Sometimes the pressures of writing passionate screeds about games can make otherwise calm journalists go batty. Consider a few recent examples:
Greg Garber, ESPN.com: I didn't cry when they buried my father -- I wouldn't let myself. I didn't cry when they buried my sister. On Thursday night, with my family asleep upstairs, my eyes filled as Agassi and Marcos Baghdatis played out the fifth set of their moving second-round match.
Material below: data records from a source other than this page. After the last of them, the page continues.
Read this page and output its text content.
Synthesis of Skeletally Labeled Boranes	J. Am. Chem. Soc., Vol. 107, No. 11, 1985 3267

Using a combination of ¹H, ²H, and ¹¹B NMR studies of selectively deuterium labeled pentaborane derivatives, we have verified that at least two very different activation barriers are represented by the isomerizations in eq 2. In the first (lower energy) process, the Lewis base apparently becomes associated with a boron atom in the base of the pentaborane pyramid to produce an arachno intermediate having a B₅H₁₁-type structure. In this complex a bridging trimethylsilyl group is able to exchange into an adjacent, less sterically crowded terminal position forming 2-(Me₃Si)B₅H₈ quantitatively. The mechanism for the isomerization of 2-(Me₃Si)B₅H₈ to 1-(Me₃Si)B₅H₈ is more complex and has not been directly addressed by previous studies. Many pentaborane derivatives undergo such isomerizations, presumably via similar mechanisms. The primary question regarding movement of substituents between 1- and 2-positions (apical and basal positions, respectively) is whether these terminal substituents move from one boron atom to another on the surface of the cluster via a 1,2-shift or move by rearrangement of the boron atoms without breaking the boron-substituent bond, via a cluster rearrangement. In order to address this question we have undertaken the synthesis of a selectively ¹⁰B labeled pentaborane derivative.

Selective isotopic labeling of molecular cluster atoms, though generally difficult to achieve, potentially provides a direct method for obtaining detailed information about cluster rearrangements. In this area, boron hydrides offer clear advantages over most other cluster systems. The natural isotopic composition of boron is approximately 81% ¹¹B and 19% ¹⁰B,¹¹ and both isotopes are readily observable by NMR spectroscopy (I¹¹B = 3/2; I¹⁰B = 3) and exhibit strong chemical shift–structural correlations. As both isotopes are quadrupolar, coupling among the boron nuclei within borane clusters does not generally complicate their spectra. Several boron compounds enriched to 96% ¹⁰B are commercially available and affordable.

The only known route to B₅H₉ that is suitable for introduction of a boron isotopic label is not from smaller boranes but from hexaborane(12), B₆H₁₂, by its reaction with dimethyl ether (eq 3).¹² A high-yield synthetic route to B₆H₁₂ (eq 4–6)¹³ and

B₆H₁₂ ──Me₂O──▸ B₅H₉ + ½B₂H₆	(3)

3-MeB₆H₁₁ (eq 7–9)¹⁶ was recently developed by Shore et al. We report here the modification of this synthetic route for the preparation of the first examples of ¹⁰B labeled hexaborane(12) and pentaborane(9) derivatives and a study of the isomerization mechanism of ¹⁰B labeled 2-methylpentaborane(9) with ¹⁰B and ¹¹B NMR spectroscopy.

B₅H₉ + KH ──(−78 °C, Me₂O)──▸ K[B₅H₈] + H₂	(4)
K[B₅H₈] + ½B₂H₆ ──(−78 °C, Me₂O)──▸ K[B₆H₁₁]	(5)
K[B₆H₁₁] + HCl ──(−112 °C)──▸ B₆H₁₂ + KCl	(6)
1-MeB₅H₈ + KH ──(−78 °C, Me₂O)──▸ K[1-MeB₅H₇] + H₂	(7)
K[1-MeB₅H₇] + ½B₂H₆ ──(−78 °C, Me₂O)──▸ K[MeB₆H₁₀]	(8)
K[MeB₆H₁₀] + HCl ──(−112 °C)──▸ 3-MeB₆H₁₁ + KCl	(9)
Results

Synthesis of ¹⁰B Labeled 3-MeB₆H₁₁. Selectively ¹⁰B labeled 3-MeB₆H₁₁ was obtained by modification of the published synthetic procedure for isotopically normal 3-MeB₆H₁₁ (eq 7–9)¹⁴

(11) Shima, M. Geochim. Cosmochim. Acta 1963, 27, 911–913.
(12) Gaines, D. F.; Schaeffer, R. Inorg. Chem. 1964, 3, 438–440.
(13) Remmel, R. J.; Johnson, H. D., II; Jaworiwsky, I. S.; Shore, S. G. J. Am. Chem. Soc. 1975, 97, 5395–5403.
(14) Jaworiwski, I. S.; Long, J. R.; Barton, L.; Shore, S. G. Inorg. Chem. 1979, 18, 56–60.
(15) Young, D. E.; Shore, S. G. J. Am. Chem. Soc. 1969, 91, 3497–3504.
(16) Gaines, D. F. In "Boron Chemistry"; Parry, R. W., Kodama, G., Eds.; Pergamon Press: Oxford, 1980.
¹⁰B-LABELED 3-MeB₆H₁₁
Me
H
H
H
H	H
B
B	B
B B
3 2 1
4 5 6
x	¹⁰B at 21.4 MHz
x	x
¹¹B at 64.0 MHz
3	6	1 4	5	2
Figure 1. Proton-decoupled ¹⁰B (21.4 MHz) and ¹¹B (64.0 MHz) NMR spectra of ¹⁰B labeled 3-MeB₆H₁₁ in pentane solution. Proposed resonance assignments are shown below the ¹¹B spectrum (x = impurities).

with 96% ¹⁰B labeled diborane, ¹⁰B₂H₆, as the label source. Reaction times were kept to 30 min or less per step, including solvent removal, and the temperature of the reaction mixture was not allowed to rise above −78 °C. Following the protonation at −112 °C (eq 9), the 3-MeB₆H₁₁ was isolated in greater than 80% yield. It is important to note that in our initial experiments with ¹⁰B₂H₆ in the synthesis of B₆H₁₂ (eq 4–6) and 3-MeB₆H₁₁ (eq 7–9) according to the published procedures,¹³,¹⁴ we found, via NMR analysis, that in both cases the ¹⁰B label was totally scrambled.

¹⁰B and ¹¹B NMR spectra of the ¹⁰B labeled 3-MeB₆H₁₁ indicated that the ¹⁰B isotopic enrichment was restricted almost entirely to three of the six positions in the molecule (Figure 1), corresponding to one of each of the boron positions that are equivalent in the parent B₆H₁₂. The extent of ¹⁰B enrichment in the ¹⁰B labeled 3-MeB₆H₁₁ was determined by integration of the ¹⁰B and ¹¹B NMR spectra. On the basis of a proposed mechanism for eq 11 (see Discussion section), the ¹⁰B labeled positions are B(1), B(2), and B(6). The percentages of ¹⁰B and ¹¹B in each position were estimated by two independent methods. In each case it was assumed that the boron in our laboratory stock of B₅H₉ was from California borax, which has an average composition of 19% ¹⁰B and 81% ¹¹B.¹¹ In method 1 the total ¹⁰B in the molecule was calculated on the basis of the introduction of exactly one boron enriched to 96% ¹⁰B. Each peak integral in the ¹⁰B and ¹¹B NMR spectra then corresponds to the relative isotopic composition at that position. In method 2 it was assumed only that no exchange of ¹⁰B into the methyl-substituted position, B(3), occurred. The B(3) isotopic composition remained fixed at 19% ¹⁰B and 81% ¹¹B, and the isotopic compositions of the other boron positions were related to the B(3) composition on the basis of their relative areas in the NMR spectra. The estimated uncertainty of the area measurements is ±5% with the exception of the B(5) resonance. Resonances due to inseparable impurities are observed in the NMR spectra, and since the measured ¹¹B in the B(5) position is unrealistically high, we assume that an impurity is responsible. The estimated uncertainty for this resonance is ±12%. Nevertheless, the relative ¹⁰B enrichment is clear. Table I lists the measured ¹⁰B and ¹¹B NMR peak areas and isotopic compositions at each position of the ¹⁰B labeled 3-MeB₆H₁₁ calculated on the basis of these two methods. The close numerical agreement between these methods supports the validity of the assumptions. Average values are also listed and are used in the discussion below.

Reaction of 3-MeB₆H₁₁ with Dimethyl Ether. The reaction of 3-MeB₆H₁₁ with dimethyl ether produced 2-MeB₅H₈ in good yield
Steven Wells, the Guardian: You want to know why American football has made me its bitch? It's because it's so relentlessly, jubilantly and definitively futuristic. Baseball is a boring old fart wallowing in nostalgia. Football runs around like a ADD-afflicted special-needs kid with the key to the drug cupboard, wearing tights, a cape and goggles, screaming gleefully as he pretends to be a superhero-astronaut.
Bill Livingston, Cleveland Plain Dealer: A few years later, I was sitting next to him [Tony Kornheiser] before a news conference began at a Florida State vs. Nebraska Orange Bowl. I said Nebraska wasn't the same bunch of plowboys as in the past because it had begun recruiting "speed," which is a code word for black athletes.
Peter King, SI.com: That isn't to say I don't think they're [the Falcons are] not a very good team.